Two decades after the Human Genome Project delivered the first preliminary human genome sequence, researchers have published the first full, gapless sequence of a human genome. According to researchers, knowing the whole spectrum of human genomic variability and the genetic connections to specific disorders requires obtaining a comprehensive, gap-free sequence of the nearly 3 billion bases (or “letters”) in human DNA.
The Telomere to Telomere (T2T) team led by experts from the National Human Genome Research Institute (NHGRI), part of the National Institutes of Health, the University of California, Santa Cruz, and the University of Washington, Seattle, carried out the research. The National Human Genome Research Institute (NHGRI) primarily funded the study.
Analyses of the entire genome sequence will considerably improve the understanding of chromosomes, such as more precise maps for five chromosome arms, opening up new research avenues. This contributes to the understanding of how chromosomes properly segregate and multiply in basic biology.

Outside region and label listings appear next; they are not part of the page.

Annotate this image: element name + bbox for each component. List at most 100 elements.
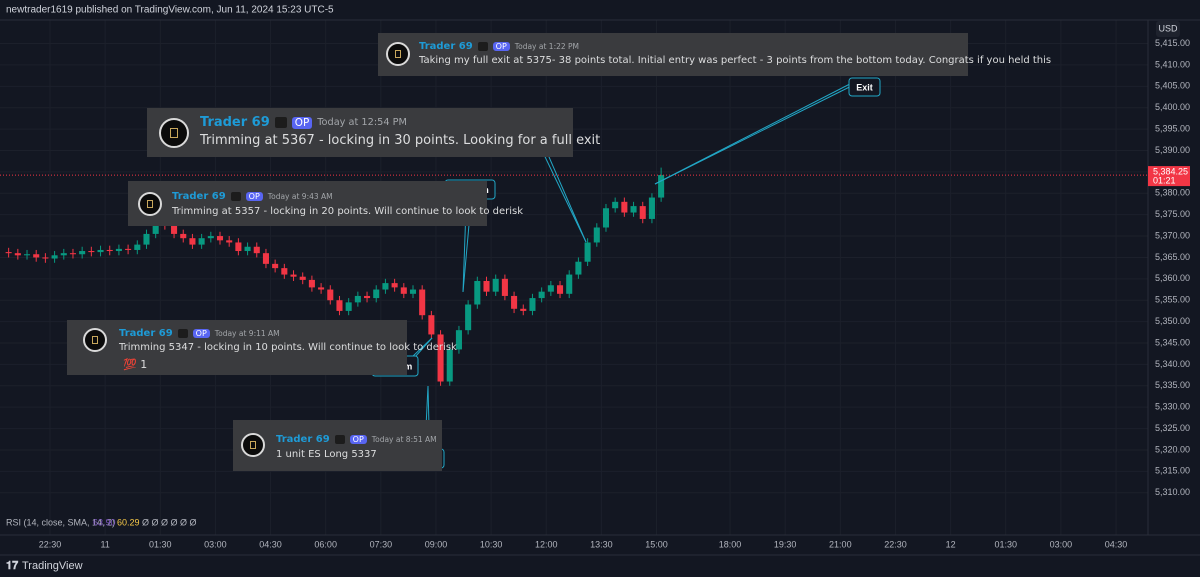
- icon: [477, 42, 488, 51]
- x-tick-label: 18:00: [719, 539, 742, 549]
- candle-body: [336, 300, 343, 311]
- candle-body: [23, 254, 31, 256]
- reaction: 💯: [123, 358, 137, 371]
- candle-body: [299, 276, 306, 280]
- author: Trader 69: [276, 434, 330, 445]
- icon: [334, 435, 345, 444]
- candle-body: [327, 289, 334, 301]
- candle-body: [419, 289, 426, 316]
- candle-body: [171, 225, 178, 234]
- time: Today at 8:51 AM: [371, 435, 437, 444]
- y-tick-label: 5,315.00: [1155, 466, 1190, 476]
- message-text: Taking my full exit at 5375- 38 points t…: [419, 55, 1052, 66]
- candle-body: [547, 285, 554, 292]
- avatar: [159, 118, 189, 148]
- x-tick-label: 22:30: [884, 539, 907, 549]
- candle-body: [207, 236, 214, 239]
- y-tick-label: 5,350.00: [1155, 316, 1190, 326]
- x-tick-label: 13:30: [590, 539, 613, 549]
- message-text: 1 unit ES Long 5337: [276, 449, 377, 460]
- candle-body: [79, 251, 86, 255]
- message: Trader 69 OP Today at 8:51 AM 1 unit ES Lo…: [233, 420, 442, 471]
- avatar: [241, 433, 265, 457]
- y-tick-label: 5,365.00: [1155, 252, 1190, 262]
- candle-body: [538, 291, 545, 299]
- author: Trader 69: [119, 328, 173, 339]
- candle-body: [409, 289, 417, 294]
- price-countdown: 01:21: [1153, 175, 1176, 185]
- candle-body: [152, 223, 159, 234]
- candle-body: [125, 248, 132, 250]
- y-tick-label: 5,405.00: [1155, 81, 1190, 91]
- candle-body: [575, 261, 582, 275]
- candle-body: [226, 240, 233, 243]
- x-tick-label: 10:30: [480, 539, 503, 549]
- y-tick-label: 5,400.00: [1155, 102, 1190, 112]
- x-tick-label: 12: [946, 539, 956, 549]
- time: Today at 12:54 PM: [317, 117, 407, 128]
- indicator-label: RSI (14, close, SMA, 14, 2): [6, 517, 115, 527]
- candle-body: [180, 233, 187, 239]
- price-label: 5,384.25: [1153, 166, 1188, 176]
- candle-body: [88, 251, 95, 253]
- message: Trader 69 OP Today at 9:11 AM Trimming 534…: [67, 320, 457, 375]
- author: Trader 69: [200, 115, 270, 130]
- x-tick-label: 07:30: [370, 539, 393, 549]
- y-tick-label: 5,380.00: [1155, 188, 1190, 198]
- header: newtrader1619 published on TradingView.c…: [6, 5, 334, 16]
- y-tick-label: 5,345.00: [1155, 337, 1190, 347]
- x-tick-label: 04:30: [259, 539, 282, 549]
- candle-body: [520, 308, 527, 311]
- candle-body: [566, 274, 573, 294]
- y-tick-label: 5,360.00: [1155, 273, 1190, 283]
- candle-body: [308, 279, 315, 288]
- currency: USD: [1158, 23, 1178, 33]
- x-tick-label: 15:00: [645, 539, 668, 549]
- message: Trader 69 OP Today at 12:54 PM Trimming at…: [147, 108, 600, 157]
- message-text: Trimming at 5367 - locking in 30 points.…: [200, 133, 601, 148]
- icon: [177, 329, 188, 338]
- y-tick-label: 5,330.00: [1155, 402, 1190, 412]
- y-tick-label: 5,325.00: [1155, 423, 1190, 433]
- y-tick-label: 5,335.00: [1155, 380, 1190, 390]
- candle-body: [474, 280, 481, 305]
- x-tick-label: 03:00: [204, 539, 227, 549]
- candle-body: [455, 330, 462, 350]
- candle-body: [69, 253, 77, 255]
- candle-body: [483, 280, 490, 292]
- currency-box: [1156, 21, 1180, 37]
- reaction-count: 1: [140, 358, 148, 371]
- candle-body: [33, 254, 40, 258]
- message: Trader 69 OP Today at 1:22 PM Taking my fu…: [378, 33, 1051, 76]
- x-tick-label: 22:30: [39, 539, 62, 549]
- candle-body: [290, 274, 297, 277]
- x-tick-label: 21:00: [829, 539, 852, 549]
- candle-body: [364, 295, 371, 299]
- candle-body: [428, 315, 435, 335]
- y-tick-label: 5,340.00: [1155, 359, 1190, 369]
- candle-body: [465, 304, 472, 331]
- candle-body: [391, 283, 398, 288]
- y-tick-label: 5,355.00: [1155, 295, 1190, 305]
- icon: [230, 192, 241, 201]
- candle-body: [5, 252, 12, 254]
- x-tick-label: 09:00: [425, 539, 448, 549]
- candle-body: [373, 289, 380, 299]
- time: Today at 9:43 AM: [267, 192, 333, 201]
- candle-body: [143, 233, 150, 245]
- candle-body: [501, 278, 508, 296]
- x-tick-label: 19:30: [774, 539, 797, 549]
- x-tick-label: 11: [100, 539, 109, 549]
- x-tick-label: 04:30: [1105, 539, 1128, 549]
- y-tick-label: 5,395.00: [1155, 123, 1190, 133]
- indicator-value: 60.29: [117, 517, 140, 527]
- x-tick-label: 12:00: [535, 539, 558, 549]
- message-text: Trimming at 5357 - locking in 20 points.…: [172, 206, 524, 217]
- x-tick-label: 03:00: [1050, 539, 1073, 549]
- badge: OP: [291, 116, 313, 129]
- y-tick-label: 5,390.00: [1155, 145, 1190, 155]
- candle-body: [51, 255, 58, 259]
- candle-body: [235, 242, 242, 252]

The T2T consortium utilized the now-complete genome sequence as a starting point to find nearly 2 million new variations in the human genome. These findings add to the understanding of the genetic variations found in 622 medically important genes.
Generating a truly complete human genome sequence represents an incredible scientific achievement, providing the first comprehensive view of our DNA blueprint. This foundational information will strengthen the many ongoing efforts to understand all the functional nuances of the human genome, which in turn will empower genetic studies of human disease.”
Eric Green, MD, PhD, Director, National Human Genome Research Institute
The now-complete human genome sequencing will be especially useful for research aimed at establishing thorough views of human genomic diversity, or how people’s DNA differs. Such knowledge is essential for understanding the genetic contributions to particular diseases and, in the future, for employing genome sequencing as a standard aspect of clinical care.
For scientific studies, many research groups have already commenced using a pre-release version of the completely human genome sequence.
The complete sequencing relies on the Human Genome Project’s work, which mapped around 92% of the genome, and subsequent studies. To comprehend the intricate sequence, thousands of scientists have developed improved laboratory tools, computer methodologies, and strategic approaches. Six publications containing the entire sequence, as well as companion papers in numerous other journals, are published in Science.
The remaining 8% is comparable in size to a full chromosome and contains several genes and repetitive DNA. Scientists used a rare cell line that contains two identical copies of each chromosome, unlike ordinary human cells, which have two slightly different copies of each chromosome.
The majority of the newly inserted DNA sequences were found at the repetitive telomeres (long, trailing ends of each chromosome) and centromeres, according to the researchers (dense middle sections of each chromosome).
Ever since we had the first draft human genome sequence, determining the exact sequence of complex genomic regions has been challenging. I am thrilled that we got the job done. The complete blueprint is going to revolutionize the way we think about human genomic variation, disease, and evolution.”
Evan Eichler, PhD, Researcher, University of Washington School of Medicine
Eichler was also the co-chair of the T2T consortium.
The cost of sequencing a human genome using “short-read” technology, which yields several hundred bases of DNA sequence at a time, has dropped dramatically since the Human Genome Project ended. Short-read approaches alone, therefore, still leave certain gaps in completed genome sequences.
Growing investments in new DNA sequencing technology to create longer DNA sequence readings without sacrificing accuracy go hand-in-hand with the huge drop in DNA sequencing prices.
Two additional DNA sequencing technologies have emerged in the last decade, both of which provide substantially longer sequence reads. With low precision, the Oxford Nanopore DNA sequencing technique can read up to 1 million DNA letters in a single read, but the PacBio HiFi DNA sequencing method can read roughly 20,000 letters with near-perfect accuracy.
To obtain the full human genome sequence, scientists in the T2T consortium used both DNA sequencing approaches.
Using long-read methods, we have made breakthroughs in our understanding of the most difficult, repeat-rich parts of the human genome. This complete human genome sequence has already provided new insight into genome biology, and I look forward to the next decade of discoveries about these newly revealed regions.”
Karen Miga, PhD, Co-Chair, T2T Consortium
Miga’s research group at the University of California, Santa Cruz, is funded by NHGRI.
According to consortium co-chair Adam Phillippy, PhD, whose research group at the National Human Genome Research Institute spearheaded the final effort, sequencing a human’s entire genome should become affordable and easier in the near future.
“In the future, when someone has their genome sequenced, we will be able to identify all of the variants in their DNA and use that information to better guide their healthcare,” Phillippy concluded. “Truly finishing the human genome sequence was like putting on a new pair of glasses. Now that we can see everything, we are one step closer to understanding what it all means.”
Aganezov, S., et al. (2022) A complete reference genome improves analysis of human genetic variation. Science. doi.org/10.1126/science.abl3533.